The reality is these officials and anyone who agrees with them have little meaningful power on this issue — occasional influence, perhaps, but certainly not power than can be reliably wielded. Paul's golf course chats with Trump may eke a win from time to time, but this is a lucky backchannel that can be dammed at any moment. It has no formal, institutional authority. This week's handwringing at Foreign Policy about the supposed ascendancy of "isolationism" on left and right alike is absurd, the foreign policy version of Tucker Carlson's bizarre claim of libertarian dominance of Washington. The main voices advocating greater restraint in American foreign affairs are not isolationist, and though they kick up quite a ruckus, they have little to no say over actual policy direction. How can anyone look at half a dozen wars and think we have an isolationism problem?
The Trump vs. Biden race only underlines this state of affairs. Neither will give us a foreign policy that can even plausibly be caricatured as isolationism, Trump's inane protectionism notwithstanding.
The president pays occasional lip service to ending "endless wars" and prioritizing diplomacy ("the greatest deals," in his parlance), but his better impulses are constantly overcome by his selfishness, short attention span, stupid militarism, and choice of counsel like Secretary of State Mike Pompeo. Trump has brought us closer to open conflict with China, squandered his chance for productive negotiations with North Korea, exacerbated tensions with Iran, and repeatedly recommitted to enabling Saudi war crimes. What few good foreign policy ideas he hits upon are almost always happenstance byproducts of service to his own political fortunes. He has yet to end a single war.
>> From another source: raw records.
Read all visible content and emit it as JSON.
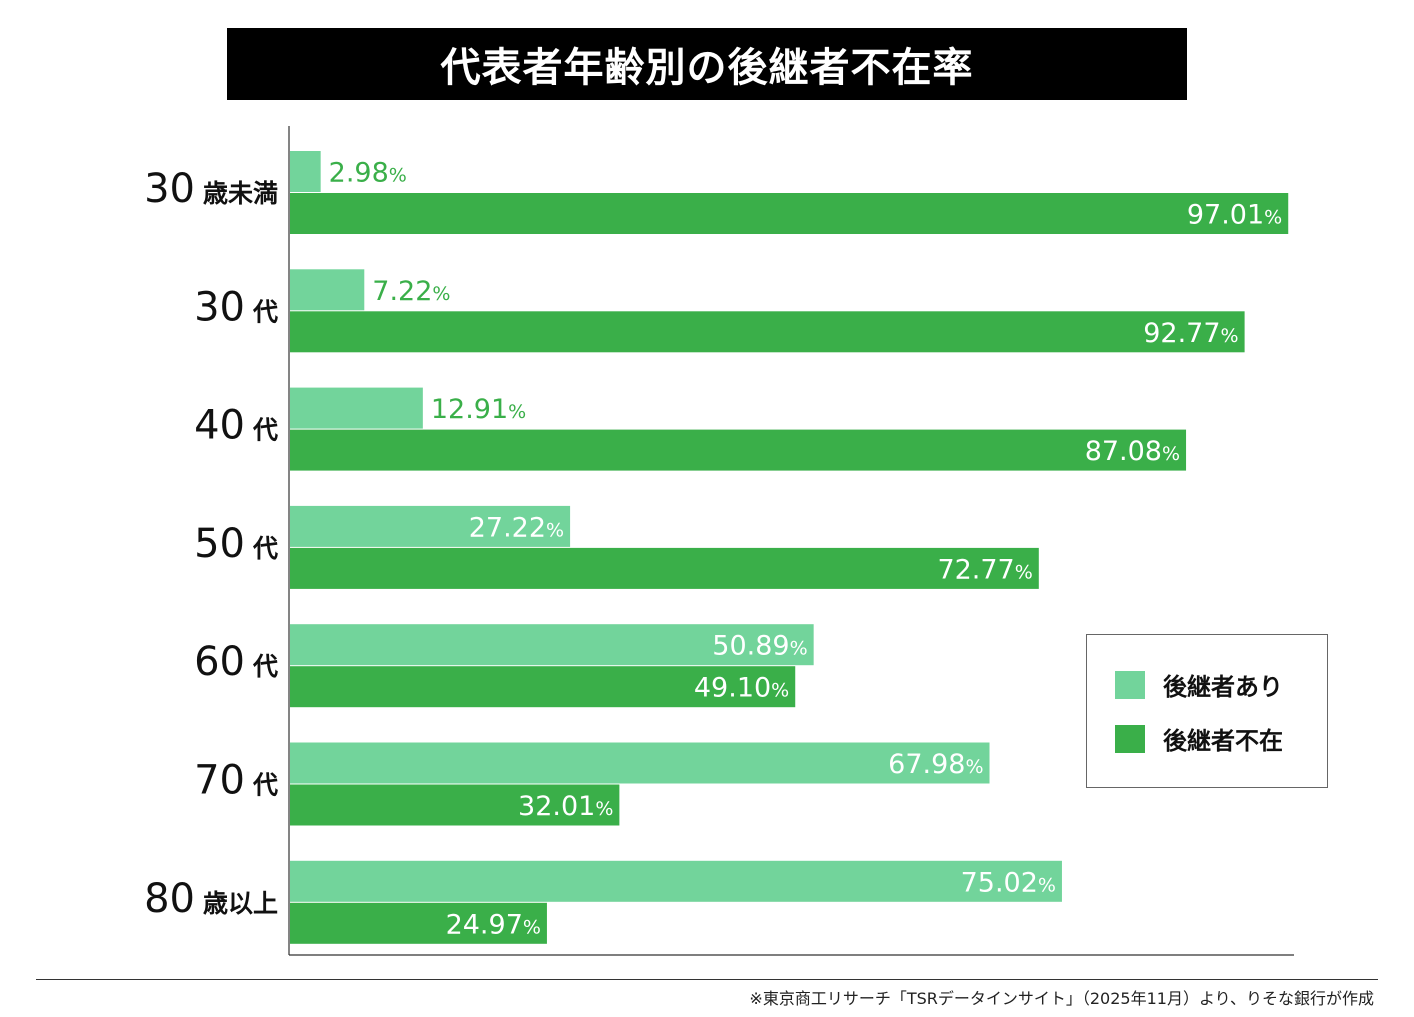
{
  "title": "代表者年齢別の後継者不在率",
  "colors": {
    "with_successor": "#72d49b",
    "without_successor": "#3aaf49",
    "label_outside": "#3aaf49",
    "label_inside": "#ffffff"
  },
  "legend": {
    "items": [
      {
        "label": "後継者あり"
      },
      {
        "label": "後継者不在"
      }
    ],
    "position": "right"
  },
  "footer": {
    "note": "※東京商工リサーチ「TSRデータインサイト」（2025年11月）より、りそな銀行が作成"
  },
  "chart_data": {
    "type": "bar",
    "orientation": "horizontal",
    "title": "代表者年齢別の後継者不在率",
    "categories": [
      {
        "num": "30",
        "suffix": "歳未満"
      },
      {
        "num": "30",
        "suffix": "代"
      },
      {
        "num": "40",
        "suffix": "代"
      },
      {
        "num": "50",
        "suffix": "代"
      },
      {
        "num": "60",
        "suffix": "代"
      },
      {
        "num": "70",
        "suffix": "代"
      },
      {
        "num": "80",
        "suffix": "歳以上"
      }
    ],
    "unit": "%",
    "xlim": [
      0,
      100
    ],
    "grid": false,
    "series": [
      {
        "name": "後継者あり",
        "values": [
          2.98,
          7.22,
          12.91,
          27.22,
          50.89,
          67.98,
          75.02
        ],
        "labels": [
          "2.98",
          "7.22",
          "12.91",
          "27.22",
          "50.89",
          "67.98",
          "75.02"
        ]
      },
      {
        "name": "後継者不在",
        "values": [
          97.01,
          92.77,
          87.08,
          72.77,
          49.1,
          32.01,
          24.97
        ],
        "labels": [
          "97.01",
          "92.77",
          "87.08",
          "72.77",
          "49.10",
          "32.01",
          "24.97"
        ]
      }
    ]
  }
}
Biden and his running mate, Kamala Harris, are more conventional liberal interventionists than Trump, but the crucial assumption of intervention is same. There are a few points for war critics to like here, including Biden's vehement opposition to the Obama-era surge in Afghanistan, Harris's objection to U.S. involvement in Yemen, and their plan to rejoin the Iran nuclear deal. Biden pledges he'll "end the forever wars in Afghanistan and the Middle East," but, like Trump, lacks a specific plan to do so. Biden has no apparent interest in Pentagon cuts, has hired some markedly hawkish advisers (are all those neocons going to stick around, too?), and is trying to out-hawk Trump on China. Certainly with Biden we can expect more multilateral diplomacy and fewer reckless tweets, but there's little reason to think he'll break the broader foreign policy patterns of the past 20 years.
From a purely political perspective, what's curious about all this is the mutual foregoing of potential electoral gain. Restraint rhetoric is consistently popular — our last three presidents all campaigned on it to some degree — and public opinion is on a years-long trend toward wanting a smaller U.S. military role abroad, one more tailored to defending U.S. interests, narrowly conceived. You'd think one party or the other would espy an opportunity here.
Or perhaps both already have. Each candidate has duly recited his lines about ending endless wars and can truthfully point to his opponent's failure to do likewise. And whoever takes office in January can continue exactly that failure, probably without much political consequence. He can deplore his bombs and drop them too. Americans will remain preoccupied with more immediate domestic concerns; Washington will stay stuck in its interventionist consensus; and those endless wars will live up to their name.